Adding to the already high stress on the economy due to technical recession and inflation, OIL MARKETING companies have hiked the prices of petrol and diesel by over Rs. 2 and by nearly Rs. 3.50, respectively, since November 19, after a period of 59 days when prices were held static.

Why oil prices are so high in India?

The retail price of oil in India is made up of multiple components i.e., Global crude oil prices + Margin of transportation and refining + Central Excise Duty + Dealer’s Commission + State VAT (Value Added Tax). Fluctuation in the final price of oil in India can be caused by any of these components.

However, India’s retail fuel price is one of the highest among its neighboring countries. Following are some of the factors contributing to high prices in India:

Firstly, India is heavily dependent upon imports for its oil requirements. India is the third-largest oil consumer in the entire world, with 84% of it being imported. Any major fluctuation in the international Crude prices due to events like Iran sanctions or the Syria war directly impacts oil prices in India.

Secondly, high excise duty by center and VAT by states on petrol and diesel is the most important factor behind high oil prices in India. Taxes make up for nearly two-thirds of the retail selling price. During lockdown even though International crude oil prices crashed sharply but oil prices kept on increasing as the government imposed additional duties and cesses on oil to generate additional tax revenues. In Short, the tax rate on fuel in India is highest compared to any other country in the world.

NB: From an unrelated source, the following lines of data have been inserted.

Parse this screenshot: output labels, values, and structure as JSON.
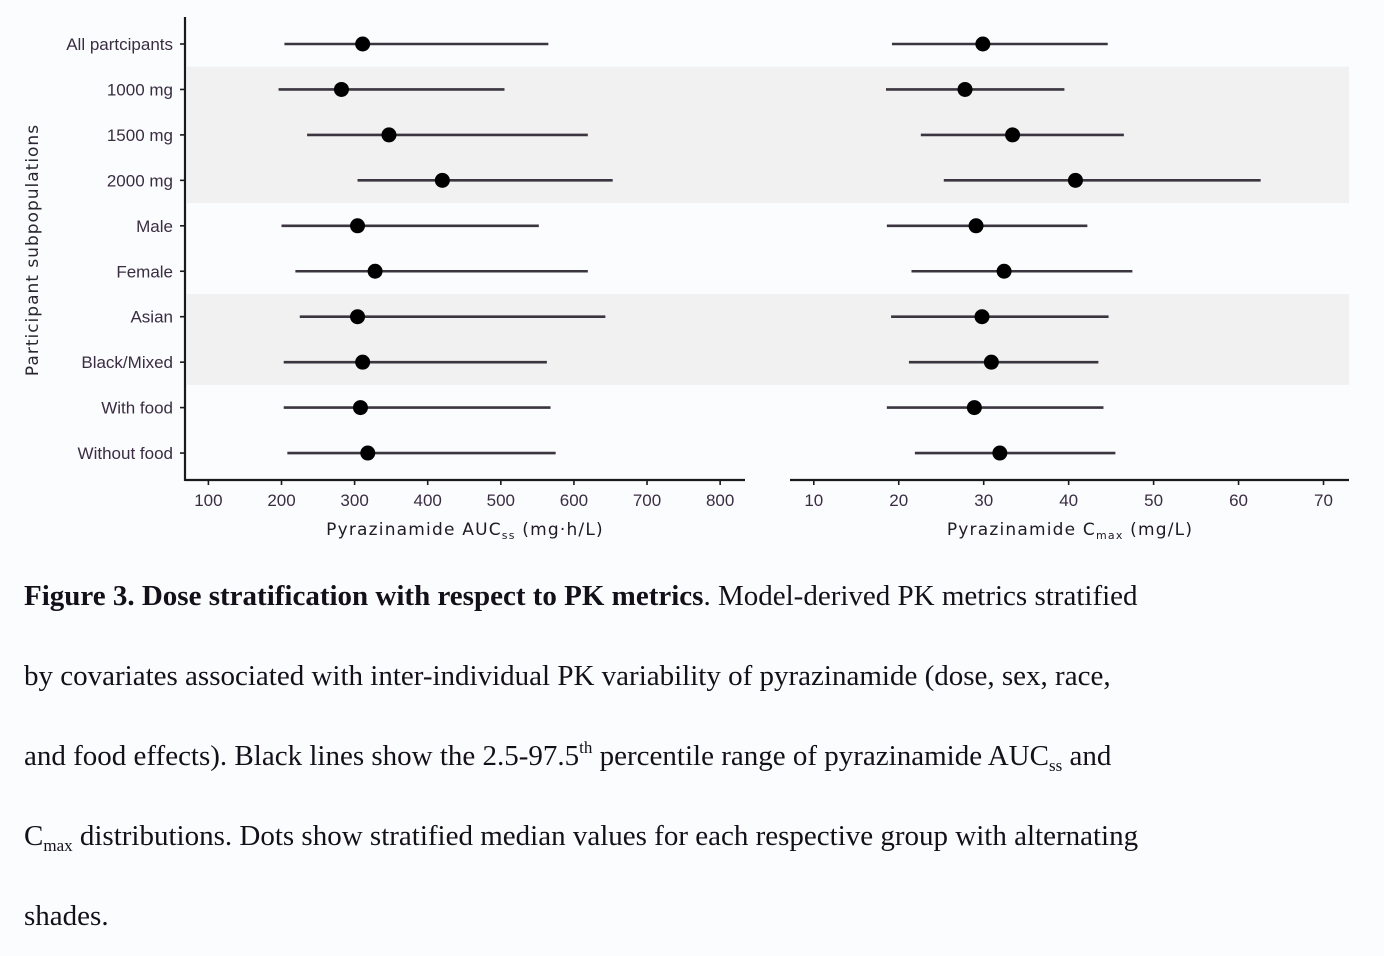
{
  "chart_data": [
    {
      "type": "forest",
      "panel": "left",
      "xlabel": "Pyrazinamide AUC",
      "xlabel_sub": "ss",
      "xlabel_unit": " (mg·h/L)",
      "ylabel": "Participant subpopulations",
      "xlim": [
        68,
        834
      ],
      "xticks": [
        100,
        200,
        300,
        400,
        500,
        600,
        700,
        800
      ],
      "xtick_labels": [
        "100",
        "200",
        "300",
        "400",
        "500",
        "600",
        "700",
        "800"
      ],
      "categories": [
        "All partcipants",
        "1000 mg",
        "1500 mg",
        "2000 mg",
        "Male",
        "Female",
        "Asian",
        "Black/Mixed",
        "With food",
        "Without food"
      ],
      "median": [
        311,
        282,
        347,
        420,
        304,
        328,
        304,
        311,
        308,
        318
      ],
      "lower_2_5": [
        204,
        196,
        235,
        304,
        200,
        219,
        225,
        203,
        203,
        208
      ],
      "upper_97_5": [
        565,
        505,
        619,
        653,
        552,
        619,
        643,
        563,
        568,
        575
      ],
      "shaded_rows": [
        [
          1,
          3
        ],
        [
          6,
          7
        ]
      ],
      "grid": false
    },
    {
      "type": "forest",
      "panel": "right",
      "xlabel": "Pyrazinamide C",
      "xlabel_sub": "max",
      "xlabel_unit": " (mg/L)",
      "xlim": [
        7.2,
        73.0
      ],
      "xticks": [
        10,
        20,
        30,
        40,
        50,
        60,
        70
      ],
      "xtick_labels": [
        "10",
        "20",
        "30",
        "40",
        "50",
        "60",
        "70"
      ],
      "categories": [
        "All partcipants",
        "1000 mg",
        "1500 mg",
        "2000 mg",
        "Male",
        "Female",
        "Asian",
        "Black/Mixed",
        "With food",
        "Without food"
      ],
      "median": [
        29.9,
        27.8,
        33.4,
        40.8,
        29.1,
        32.4,
        29.8,
        30.9,
        28.9,
        31.9
      ],
      "lower_2_5": [
        19.2,
        18.5,
        22.6,
        25.3,
        18.6,
        21.5,
        19.1,
        21.2,
        18.6,
        21.9
      ],
      "upper_97_5": [
        44.6,
        39.5,
        46.5,
        62.6,
        42.2,
        47.5,
        44.7,
        43.5,
        44.1,
        45.5
      ],
      "shaded_rows": [
        [
          1,
          3
        ],
        [
          6,
          7
        ]
      ],
      "grid": false
    }
  ],
  "colors": {
    "line": "#3b3540",
    "dot": "#000000",
    "shade": "#f1f1f1",
    "axis": "#1a1a1a",
    "text": "#3a2d42"
  },
  "caption": {
    "bold": "Figure 3. Dose stratification with respect to PK metrics",
    "l1_rest": ". Model-derived PK metrics stratified",
    "l2": "by covariates associated with inter-individual PK variability of pyrazinamide (dose, sex, race,",
    "l3_a": "and food effects). Black lines show the 2.5-97.5",
    "l3_sup": "th",
    "l3_b": " percentile range of pyrazinamide AUC",
    "l3_sub": "ss",
    "l3_c": " and",
    "l4_a": "C",
    "l4_sub": "max",
    "l4_b": " distributions. Dots show stratified median values for each respective group with alternating",
    "l5": "shades."
  }
}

Thirdly, Under the present dynamic fuel pricing system fuel prices are getting revised on a daily basis. Thus, any hike in the international market is getting reflected immediately.

Fourthly, As mentioned above too, India is import-dependent for its fuel requirements, thus the exchange rate also plays an important role in determining the fuel prices. Depreciation of the Rupee against the Dollar will increase the volume of Rupee required to make payment in terms of Dollars.

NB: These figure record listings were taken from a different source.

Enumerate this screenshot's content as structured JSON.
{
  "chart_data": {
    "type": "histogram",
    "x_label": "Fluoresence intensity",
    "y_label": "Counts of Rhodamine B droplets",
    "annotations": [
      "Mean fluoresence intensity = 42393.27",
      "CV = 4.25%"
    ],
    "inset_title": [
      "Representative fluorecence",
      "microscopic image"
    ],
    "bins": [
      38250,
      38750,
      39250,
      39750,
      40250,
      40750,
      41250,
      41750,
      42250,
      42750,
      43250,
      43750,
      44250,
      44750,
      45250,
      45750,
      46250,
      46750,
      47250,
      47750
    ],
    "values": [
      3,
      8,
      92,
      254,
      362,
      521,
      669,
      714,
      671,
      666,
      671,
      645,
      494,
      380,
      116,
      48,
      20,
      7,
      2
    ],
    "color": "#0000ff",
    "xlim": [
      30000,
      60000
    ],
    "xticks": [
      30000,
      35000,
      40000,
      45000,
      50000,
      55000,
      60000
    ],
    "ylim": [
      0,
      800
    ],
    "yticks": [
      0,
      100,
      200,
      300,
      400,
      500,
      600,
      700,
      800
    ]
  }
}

How India can end the oil age?

The oil age is over a hundred years now since 1911 when Winston Churchill as minister of the navy decided to convert the British naval fleet from coal to oil.

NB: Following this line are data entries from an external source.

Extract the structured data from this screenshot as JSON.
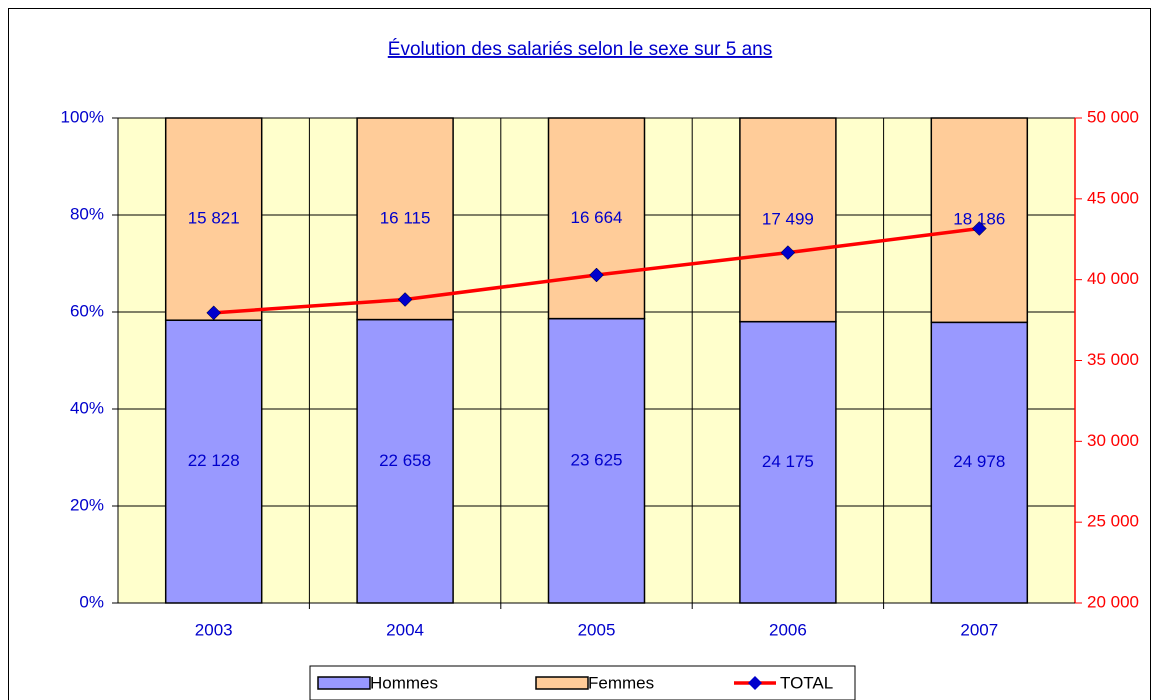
{
  "chart_data": {
    "type": "bar",
    "stacking": "percent",
    "title": "Évolution des salariés selon le sexe sur 5 ans",
    "categories": [
      "2003",
      "2004",
      "2005",
      "2006",
      "2007"
    ],
    "series": [
      {
        "name": "Hommes",
        "color": "#9999ff",
        "values": [
          22128,
          22658,
          23625,
          24175,
          24978
        ],
        "value_labels": [
          "22 128",
          "22 658",
          "23 625",
          "24 175",
          "24 978"
        ]
      },
      {
        "name": "Femmes",
        "color": "#ffcc99",
        "values": [
          15821,
          16115,
          16664,
          17499,
          18186
        ],
        "value_labels": [
          "15 821",
          "16 115",
          "16 664",
          "17 499",
          "18 186"
        ]
      },
      {
        "name": "TOTAL",
        "type": "line",
        "axis": "y2",
        "color": "#ff0000",
        "marker_color": "#0000cc",
        "values": [
          37949,
          38773,
          40289,
          41674,
          43164
        ]
      }
    ],
    "ylim": [
      0,
      100
    ],
    "yticks": [
      {
        "value": 0,
        "label": "0%"
      },
      {
        "value": 20,
        "label": "20%"
      },
      {
        "value": 40,
        "label": "40%"
      },
      {
        "value": 60,
        "label": "60%"
      },
      {
        "value": 80,
        "label": "80%"
      },
      {
        "value": 100,
        "label": "100%"
      }
    ],
    "y2lim": [
      20000,
      50000
    ],
    "y2ticks": [
      {
        "value": 20000,
        "label": "20 000"
      },
      {
        "value": 25000,
        "label": "25 000"
      },
      {
        "value": 30000,
        "label": "30 000"
      },
      {
        "value": 35000,
        "label": "35 000"
      },
      {
        "value": 40000,
        "label": "40 000"
      },
      {
        "value": 45000,
        "label": "45 000"
      },
      {
        "value": 50000,
        "label": "50 000"
      }
    ],
    "grid": true,
    "legend": "bottom",
    "background": "#ffffcc"
  }
}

End of Oil age is the theory first formulized in 2005 that said oil age will end due to the fall in production of oil and non-replacement of it along with skyrocketing prices. But the theory was reversed recently after the US Shale gas revolution and the emergence of Electric vehicles after Paris Climate Summit, and now advocates that all these developments will make oil obsolete(due to falling demand) within few decades of Peak Oil demand.

There is no consensus on the timing of peak demand. For instance, While BP believes, it has already peaked; the International Energy Agency (IEA) projects it will peak by 2028.

However, India needs to create its own strategy to bring an end to Oil age in the country. Following suggestions can be adopted for the same;

  • India must develop its own world-scale, competitive, manufacturing systems for photovoltaics (PVs) and battery storage to provide affordable solar units and reduce dependence upon countries like China.

  • India must prepare a clean energy technology strategy to identify relevant “breakthrough technologies”, establish the funding mechanisms and create the ecosystem for International and domestic partnerships.

  • Speedy migration to electric mobility as the transport sector accounts for around 70% of the total diesel consumption. This would require effective incentives in the form of subsidies and infrastructure to promote electric buses. Dedicated electric corridors for trucks could be planned.

Why India should end the oil age?

Firstly, Vehicular pollution caused by Petrol and diesel-based vehicle account for 40-80% of total air pollution, it is also one of the reasons behind high NCR air pollution, for which initiatives like odd-even scheme and BS-VI were implemented. India has been at the forefront of environmental protection initiatives like the Paris Agreement to shift the global energy system away from fossil fuels. thus, phasing out fossil fuel is the need of the hour.

Secondly, Oil is one of the heaviest burdens on India’s exchequer. India spent USD 111.9 billion on oil imports in 2018-19, up from USD 87.8 billion in the previous fiscal year.

Third, over-dependence on imports for crude oil is also weakening Indian currency. Since oil is procured by making payment in US dollars, in case of price rise, India needs to ensure sufficient availability of Dollars in exchange of Rupees, which results in depreciation of Rupee. 1991 balance-of-payments crisis in India was caused by Oil prices increase and unavailability of Dollars in sufficient amount.

Fourth, the depreciation of the rupee together with rising oil prices leads to high prices of commodities, which results in inflation.

Fifth, over-dependence on imports also affects India’s foreign policies to maintain a sufficient supply of oil. India’s foreign policy towards Middle-East and West Asia is largely affected by oil requirements.

For countries like India moving away from oil is not going to be easy like its developed counterpart. India needs some time and decreases in global fuel prices in the near future so that this transition becomes easier for India.